Additional Resource

Joseph Smith Papers Reveal Personality of Church Founder

The documents to be published in The Joseph Smith Papers reveal a man of considerable accomplishment. As noted by Dean C. Jessee, a Church historian who has extensively studied Smith’s life, Joseph Smith’s papers are extraordinarily voluminous for a person who did not consider himself a writer and who had only a modest education and no literary aspirations.

The diversity and expansiveness of this documentary collection stem from Smith’s extensive leadership in religious and civic roles, Jessee notes. Smith was a translator, revelator, church president, city builder, mayor, city council member, judge, militia leader and presidential candidate. His papers, Jessee said, reflect all those roles and provide essential resources for the study of Joseph Smith’s life and times.

Jessee’s studies have led him to conclude that “of all the American visionaries of his time, Smith had the most lasting impact.” In Joseph Smith’s lifetime, Mormonism attracted tens of thousands of converts in the United States and Great Britain. Following his death and the Church’s exodus to the West, Latter-day Saints settled hundreds of communities in the desolate regions of the Great Basin.

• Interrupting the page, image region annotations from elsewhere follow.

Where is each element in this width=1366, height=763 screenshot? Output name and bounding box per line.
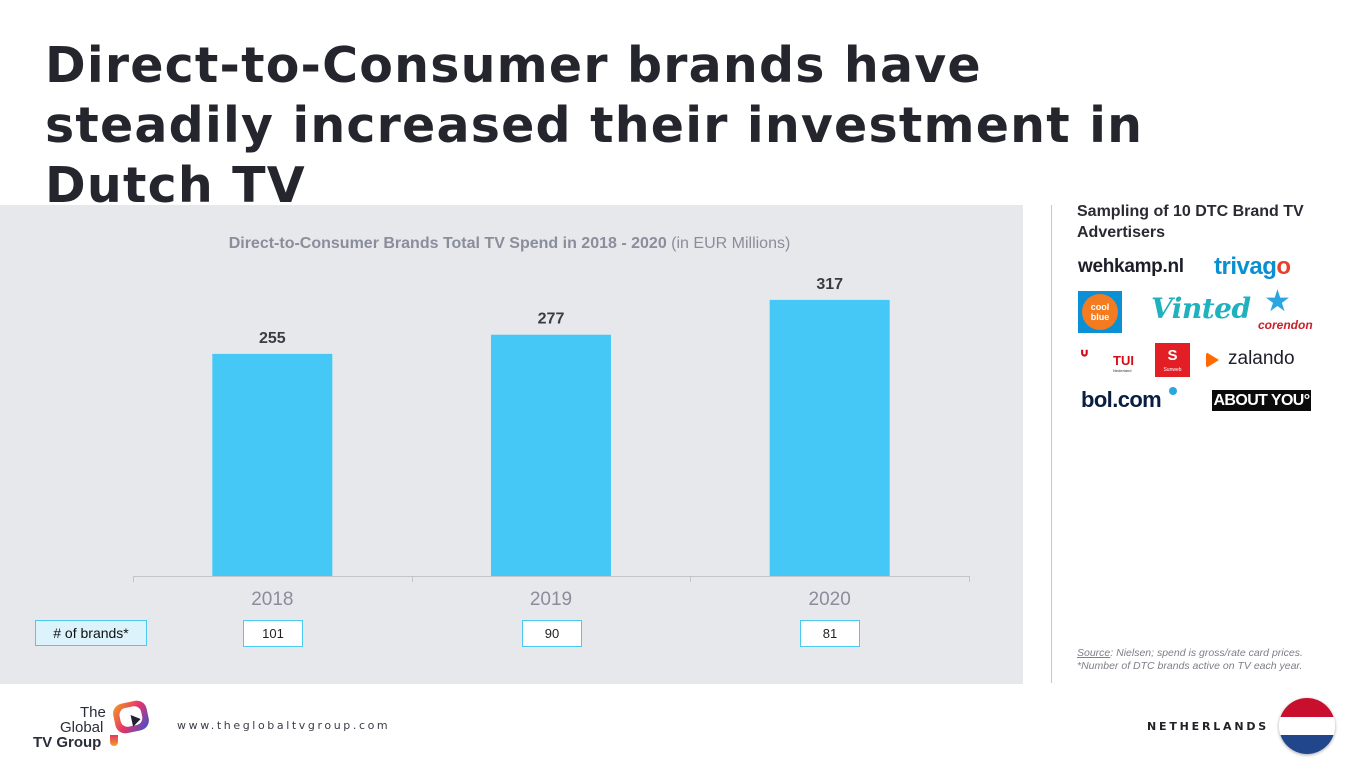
country-label: NETHERLANDS [1147, 720, 1269, 733]
sunweb-logo: S Sunweb [1155, 343, 1190, 377]
chart-panel: Direct-to-Consumer Brands Total TV Spend… [0, 205, 1023, 684]
trivago-logo-text: trivag [1214, 253, 1277, 280]
bol-dot-icon [1169, 387, 1177, 395]
coolblue-disc: cool blue [1082, 294, 1118, 330]
brands-count-label: # of brands* [35, 620, 147, 646]
bol-logo: bol.com [1081, 387, 1177, 413]
data-label-2018: 255 [259, 330, 286, 347]
tv-screen-inner [118, 704, 144, 729]
coolblue-line2: blue [1090, 312, 1110, 322]
zalando-flag-icon [1206, 352, 1219, 368]
bar-2018 [212, 353, 333, 576]
tick-label-2020: 2020 [809, 589, 851, 610]
tick-label-2018: 2018 [251, 589, 293, 610]
brand-count-2019: 90 [522, 620, 582, 647]
logo-line-1: The [80, 704, 106, 721]
vertical-divider [1051, 205, 1052, 683]
data-label-2019: 277 [538, 311, 565, 328]
chart-title-main: Direct-to-Consumer Brands Total TV Spend… [228, 235, 667, 252]
source-text: : Nielsen; spend is gross/rate card pric… [1110, 647, 1303, 659]
bar-chart: 255 2018 277 2019 317 2020 [133, 276, 970, 610]
flag-stripe-white [1279, 717, 1335, 735]
bar-2020 [769, 299, 890, 576]
coolblue-logo: cool blue [1078, 291, 1122, 333]
vinted-logo: Vinted [1151, 292, 1251, 325]
corendon-name: corendon [1258, 318, 1313, 332]
source-key: Source [1077, 647, 1111, 659]
global-tv-group-logo: The Global TV Group [30, 698, 154, 754]
tick-label-2019: 2019 [530, 589, 572, 610]
chart-title-unit: (in EUR Millions) [671, 235, 791, 252]
trivago-logo-o: o [1276, 253, 1291, 280]
logo-accent-icon [110, 735, 118, 746]
sunweb-name: Sunweb [1163, 367, 1182, 373]
aboutyou-logo: ABOUT YOU° [1212, 390, 1311, 411]
footnote: *Number of DTC brands active on TV each … [1077, 660, 1303, 672]
slide-title: Direct-to-Consumer brands have steadily … [45, 37, 1144, 214]
tui-sub: Nederland [1113, 368, 1132, 373]
zalando-name: zalando [1228, 348, 1295, 369]
flag-stripe-red [1279, 698, 1335, 717]
corendon-star-icon: ★ [1264, 285, 1291, 318]
netherlands-flag-icon [1279, 698, 1335, 754]
wehkamp-logo: wehkamp.nl [1078, 256, 1184, 277]
sidebar-heading: Sampling of 10 DTC Brand TV Advertisers [1077, 203, 1304, 241]
coolblue-line1: cool [1090, 302, 1110, 312]
data-label-2020: 317 [816, 276, 843, 293]
logo-line-2: Global [60, 719, 104, 736]
bar-2019 [491, 334, 611, 576]
logo-line-3: TV Group [33, 734, 102, 751]
flag-stripe-blue [1279, 735, 1335, 754]
tui-smile-icon: ᐡ [1080, 345, 1089, 370]
sunweb-mark: S [1167, 347, 1178, 364]
source-note: Source: Nielsen; spend is gross/rate car… [1077, 647, 1327, 673]
tui-name: TUI [1113, 353, 1134, 368]
trivago-logo: trivago [1214, 253, 1291, 281]
chart-title: Direct-to-Consumer Brands Total TV Spend… [0, 235, 1019, 253]
play-icon [130, 713, 142, 727]
bol-name: bol.com [1081, 387, 1162, 412]
corendon-logo: ★ corendon [1258, 285, 1314, 334]
website-url: www.theglobaltvgroup.com [177, 719, 391, 732]
brand-count-2020: 81 [800, 620, 860, 647]
tv-screen-icon [111, 698, 151, 736]
tui-logo: ᐡ TUI Nederland [1080, 345, 1136, 375]
brand-count-2018: 101 [243, 620, 303, 647]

Two centuries after Smith’s birth, the movement he founded has millions of members in over 150 countries, is recognized as a major feature on the American religious landscape, and is increasingly significant globally. Sociologist of religion Rodney Stark said that Mormonism affords the rare opportunity to study the origins of a world religion. The Joseph Smith Papers give access to those beginnings.

Of all the pages of Joseph Smith’s journals, which number about 1,500 pages, only about 36 of them have his handwriting on them. He depended upon more than a dozen scribes and clerks to help him in the writing. Jessee notes, “You have different levels of Joseph Smith’s personality showing through in the journal, and it’s helpful to distinguish where the one leaves off and the other begins so you can get a little picture of his personality.”

The various writings show that Smith did not consider himself above those he communicated with and that on occasion he would call attention to his own weaknesses or perceived weaknesses. For example, in a letter dated 4 September 1833 to Vienna Jacques, he stated he wanted to send her a few words if she would be willing to receive them “from your unworthy brother in Christ.” He concluded his letter in a similar fashion, stating, “I must bid you farewell and subscribe myself your unworthy brother in Christ amen.”

Joseph Smith appreciated his many friends, including his scribes. In his journal entry dated 22 December 1835, while discussing an address he gave to Church members earlier that evening, he wrote, “The Lord blessed my Soul, my scribe also is unwell O my God heal him and for his kindness to me O my soul be thou greatful to him and bless him and he shall be bless of God forever I believe him to be a faithful friend to me therefore my soul delighteth in him Amen.”

“I think he hesitated to do much writing himself,” Jessee said. “He didn’t have a lot of formal schooling, very little. And he felt kind of out of his element to write himself and that’s why he depended so much on scribes. But when you look at his handwriting, I think it stacks up quite well with a lot of people of his time.”

Richard L. Jensen, review editor for the Joseph Smith Papers Project, said: “As we deal with this written material, we realize that Joseph Smith was more comfortable with delivering things orally. He was quite fluent with the spoken word. His journal entries become more voluminous as he’s dictating than they are when he’s writing things down in his own hand.”

In the journals a picture of Joseph Smith’s passion for his calling and the people is evident. “Joseph Smith comes across to me as someone who is emotionally intense, very much invested in what he is doing. He is very concerned with harmony and unity. He agonizes over disunity, and this is something very troubling to him,” Jensen said.

Mark Ashurst-McGee, co-editor of the first and third volumes of the Journals series, explained that the scribes give insights into Smith’s personality that Smith’s own writings do not. “For example, when it’s recorded that he breaks up a fight in Nauvoo when he’s the mayor and he says, ‘Nobody’s allowed to fight in this city except the mayor,’ that’s a side of Joseph Smith you don’t get in his own handwriting or in his oral dictation."

Ashurst-McGee adds, “If you really want to study Joseph Smith, whether you’re a Latter-day Saint or an interested scholar, then you need his papers so you can start to understand what he was doing, what he was working on, what he believed in, and to see his sincerity and all his genuine efforts.”